PSD of speech signal

In this figure frequency axis is divided into a number of subbands (say 0−f1, f1–f2, f2–f3, f3–f4, etc.). The frequency band (0–f1) is baseband signal, whereas (f1–f2), (f2–f3), (f3–f4), etc. are bandpass signals. Each band will be translated into baseband by multiplying with the lowest frequency component of the said subband. Here seven subbands have been considered (Fig. 51.2).

Fig. 51.2
figure 2

Block diagram of subband coder

The transmitter consists of one LPF and six BPFs. All BPFs outputs are multiplied by the lowest frequency component of those bands at the multiplier block. Then outputs are PCM and then added by summer. Finally the summed output is put into channel (Fig. 51.3).

Fig. 51.3
figure 3

Block diagram of subband receiver

At the receiver signals are decoded by seven decoders. Then each signal is passed through LPF of cut-off frequency f1, f2–f1, f3–f2, etc. From the second to the seventh signal outputs are multiplied by their respective lowest frequency components and then passed through BPFs of f2–f1, f3–f2, etc. Then the outputs are summed up to get a replica of the original signal.
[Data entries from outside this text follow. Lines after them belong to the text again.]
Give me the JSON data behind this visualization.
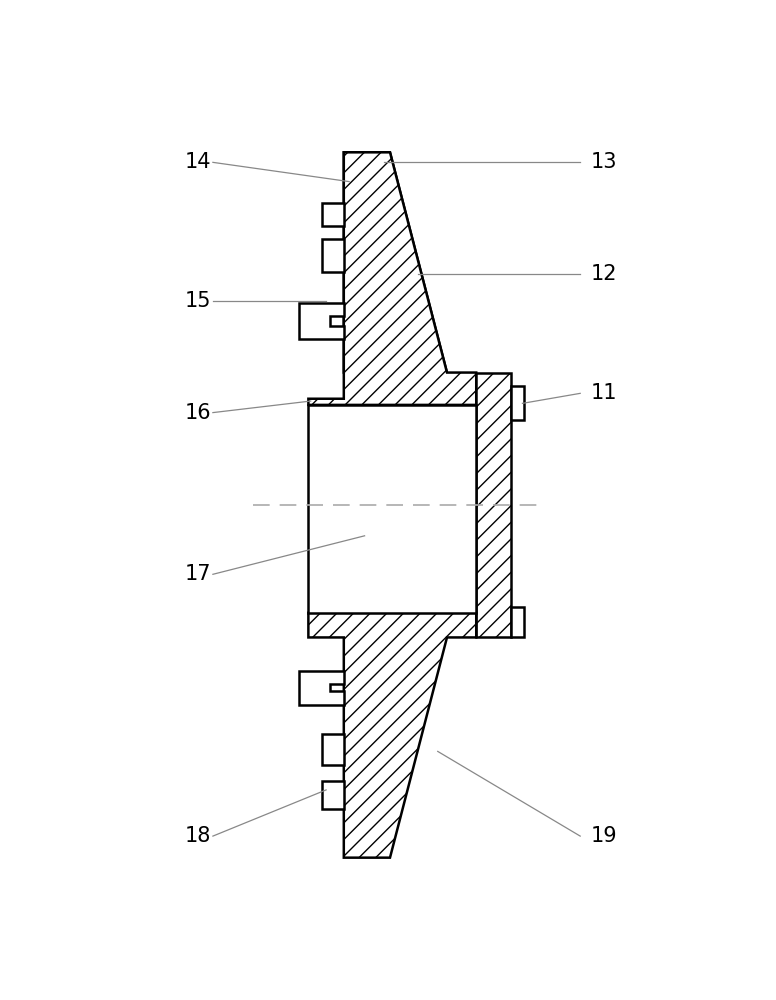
{
  "bg_color": "#ffffff",
  "line_color": "#000000",
  "ann_color": "#888888",
  "label_color": "#000000",
  "label_fontsize": 15,
  "ann_lw": 0.9,
  "draw_lw": 1.8
}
4 Proposed Method with Log Normal Distribution PSD

Speech Coding follows different probability distributions. Authors have already worked with Gaussian and Raleigh Distributions [7, 8]. Here, they have chosen Log Normal Distribution and followed the same procedure as earlier. The results are shown below.
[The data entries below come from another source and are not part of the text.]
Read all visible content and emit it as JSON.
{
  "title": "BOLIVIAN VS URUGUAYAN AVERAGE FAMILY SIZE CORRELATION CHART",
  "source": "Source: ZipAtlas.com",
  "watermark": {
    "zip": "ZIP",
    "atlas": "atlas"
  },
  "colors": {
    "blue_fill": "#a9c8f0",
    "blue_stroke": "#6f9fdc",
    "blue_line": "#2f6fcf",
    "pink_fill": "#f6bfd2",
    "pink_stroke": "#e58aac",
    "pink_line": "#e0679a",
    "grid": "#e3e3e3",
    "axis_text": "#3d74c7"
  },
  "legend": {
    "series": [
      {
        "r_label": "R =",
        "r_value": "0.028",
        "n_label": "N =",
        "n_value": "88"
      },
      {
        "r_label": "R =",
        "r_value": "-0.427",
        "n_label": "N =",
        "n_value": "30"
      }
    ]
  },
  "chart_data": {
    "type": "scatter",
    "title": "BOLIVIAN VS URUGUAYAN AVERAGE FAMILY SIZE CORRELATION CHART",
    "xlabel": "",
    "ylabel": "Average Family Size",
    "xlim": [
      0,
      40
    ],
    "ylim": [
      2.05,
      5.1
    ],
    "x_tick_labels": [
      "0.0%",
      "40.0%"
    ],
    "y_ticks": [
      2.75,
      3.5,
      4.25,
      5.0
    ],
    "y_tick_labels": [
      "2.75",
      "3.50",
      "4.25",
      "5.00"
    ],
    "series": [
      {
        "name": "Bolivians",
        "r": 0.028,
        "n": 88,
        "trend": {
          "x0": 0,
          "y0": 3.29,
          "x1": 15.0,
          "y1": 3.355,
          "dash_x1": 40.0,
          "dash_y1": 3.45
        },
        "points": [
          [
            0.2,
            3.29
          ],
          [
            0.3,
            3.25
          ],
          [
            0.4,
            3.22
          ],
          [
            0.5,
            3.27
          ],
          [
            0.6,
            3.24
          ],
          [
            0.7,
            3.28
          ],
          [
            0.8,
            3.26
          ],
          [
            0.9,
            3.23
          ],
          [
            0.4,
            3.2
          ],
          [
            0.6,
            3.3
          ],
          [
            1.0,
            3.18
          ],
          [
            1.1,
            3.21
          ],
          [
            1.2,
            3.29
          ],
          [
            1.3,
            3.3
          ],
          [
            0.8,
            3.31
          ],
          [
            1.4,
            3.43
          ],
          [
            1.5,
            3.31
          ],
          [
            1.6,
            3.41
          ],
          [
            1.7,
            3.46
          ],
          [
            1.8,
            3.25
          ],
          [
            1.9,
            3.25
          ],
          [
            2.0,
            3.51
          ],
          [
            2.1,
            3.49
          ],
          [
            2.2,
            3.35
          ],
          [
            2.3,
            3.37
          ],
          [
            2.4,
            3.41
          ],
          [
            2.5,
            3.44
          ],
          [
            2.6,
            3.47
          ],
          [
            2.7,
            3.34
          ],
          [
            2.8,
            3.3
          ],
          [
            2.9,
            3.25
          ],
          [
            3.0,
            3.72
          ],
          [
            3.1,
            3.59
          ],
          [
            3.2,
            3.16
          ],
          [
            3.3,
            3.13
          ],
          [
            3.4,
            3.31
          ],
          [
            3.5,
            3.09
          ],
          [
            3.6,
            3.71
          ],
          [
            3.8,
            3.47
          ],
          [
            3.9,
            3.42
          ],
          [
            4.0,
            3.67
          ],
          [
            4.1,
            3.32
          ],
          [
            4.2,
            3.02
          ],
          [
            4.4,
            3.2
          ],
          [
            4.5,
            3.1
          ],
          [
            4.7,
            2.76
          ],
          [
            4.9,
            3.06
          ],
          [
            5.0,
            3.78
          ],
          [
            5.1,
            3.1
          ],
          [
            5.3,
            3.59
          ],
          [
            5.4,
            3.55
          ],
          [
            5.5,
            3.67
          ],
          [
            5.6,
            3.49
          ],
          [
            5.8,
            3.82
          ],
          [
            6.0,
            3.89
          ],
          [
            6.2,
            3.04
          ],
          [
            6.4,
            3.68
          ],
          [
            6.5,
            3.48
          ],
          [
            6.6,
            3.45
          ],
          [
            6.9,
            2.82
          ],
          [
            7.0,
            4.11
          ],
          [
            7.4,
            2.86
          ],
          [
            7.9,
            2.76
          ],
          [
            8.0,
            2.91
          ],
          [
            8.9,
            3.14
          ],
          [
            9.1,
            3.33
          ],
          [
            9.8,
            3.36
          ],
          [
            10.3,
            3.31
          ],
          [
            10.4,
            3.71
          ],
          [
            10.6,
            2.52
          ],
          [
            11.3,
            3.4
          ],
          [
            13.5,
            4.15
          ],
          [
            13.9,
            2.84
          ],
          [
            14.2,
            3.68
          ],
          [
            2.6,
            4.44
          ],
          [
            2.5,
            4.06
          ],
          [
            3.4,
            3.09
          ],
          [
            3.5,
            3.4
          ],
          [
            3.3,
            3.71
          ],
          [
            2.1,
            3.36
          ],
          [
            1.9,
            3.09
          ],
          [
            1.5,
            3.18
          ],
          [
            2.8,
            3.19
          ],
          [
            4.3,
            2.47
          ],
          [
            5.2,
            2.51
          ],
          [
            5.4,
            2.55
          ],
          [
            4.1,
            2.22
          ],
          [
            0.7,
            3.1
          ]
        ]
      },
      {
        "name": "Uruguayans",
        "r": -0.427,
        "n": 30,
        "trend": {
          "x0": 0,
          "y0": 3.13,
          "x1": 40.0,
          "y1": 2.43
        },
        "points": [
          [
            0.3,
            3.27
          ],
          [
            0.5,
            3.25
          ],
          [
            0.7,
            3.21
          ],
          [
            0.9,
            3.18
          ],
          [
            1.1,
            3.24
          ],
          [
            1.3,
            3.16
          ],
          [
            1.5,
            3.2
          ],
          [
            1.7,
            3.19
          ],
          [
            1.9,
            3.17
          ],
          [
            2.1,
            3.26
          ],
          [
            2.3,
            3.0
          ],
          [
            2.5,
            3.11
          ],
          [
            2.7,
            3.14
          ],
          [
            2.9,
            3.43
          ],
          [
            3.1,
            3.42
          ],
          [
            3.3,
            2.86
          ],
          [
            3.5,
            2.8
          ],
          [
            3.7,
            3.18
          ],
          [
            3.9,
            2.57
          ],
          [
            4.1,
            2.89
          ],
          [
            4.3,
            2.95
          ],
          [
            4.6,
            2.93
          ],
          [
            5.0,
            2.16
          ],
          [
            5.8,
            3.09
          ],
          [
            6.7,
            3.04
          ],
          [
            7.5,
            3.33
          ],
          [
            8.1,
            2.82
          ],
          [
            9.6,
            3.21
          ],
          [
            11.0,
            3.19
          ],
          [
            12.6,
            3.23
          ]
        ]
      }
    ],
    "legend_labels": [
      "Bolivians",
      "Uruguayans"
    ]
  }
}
4.1 Mathematical Validation Using MATLAB Simulation

(See Figs. 51.4, 51.5 and 51.6; Tables 51.1 and 51.2)

Fig. 51.4
figure 4

Cumulative data rate versus frequency

Fig. 51.5
figure 5

SNR versus frequency

Fig. 51.6
figure 6

Probability of bit error

Table 51.1 Data Rate, SNRmin, BER of Log Normal Distribution
Table 51.2 Comparative list of different distribution with their data rates

5 Conclusion

It is evident from the above discussion that both subband coding and existing 64 Kbps line have almost negligible probability of bit error but subband offers lowest data rate bandwidth ever possible. Authors have used different probability distribution for speech coding for validation. Log Normal Distribution shows the least. Therefore it can be deduced that subbanding generates all the possible significant footsteps towards data rate as well as bandwidth savings without losing any significant information and probability of bit error is also least or may be said negligible. PCM requires high bandwidth as well as data rate. But PCM and DM have almost the same SNR up to 30 dB. After 30 dB PCM shows performance-wise better results than DM. It has been shown by Matlab program. If more subbands are used, data rate can be reduced more and more accurate approximation of the original voice signal can be reconstructed. Therefore, authors can conclude that communication engineering will be immensely benefited by using this scheme. There are a lot more distribution support speech signals. These distributions can be simulated and results can be found out.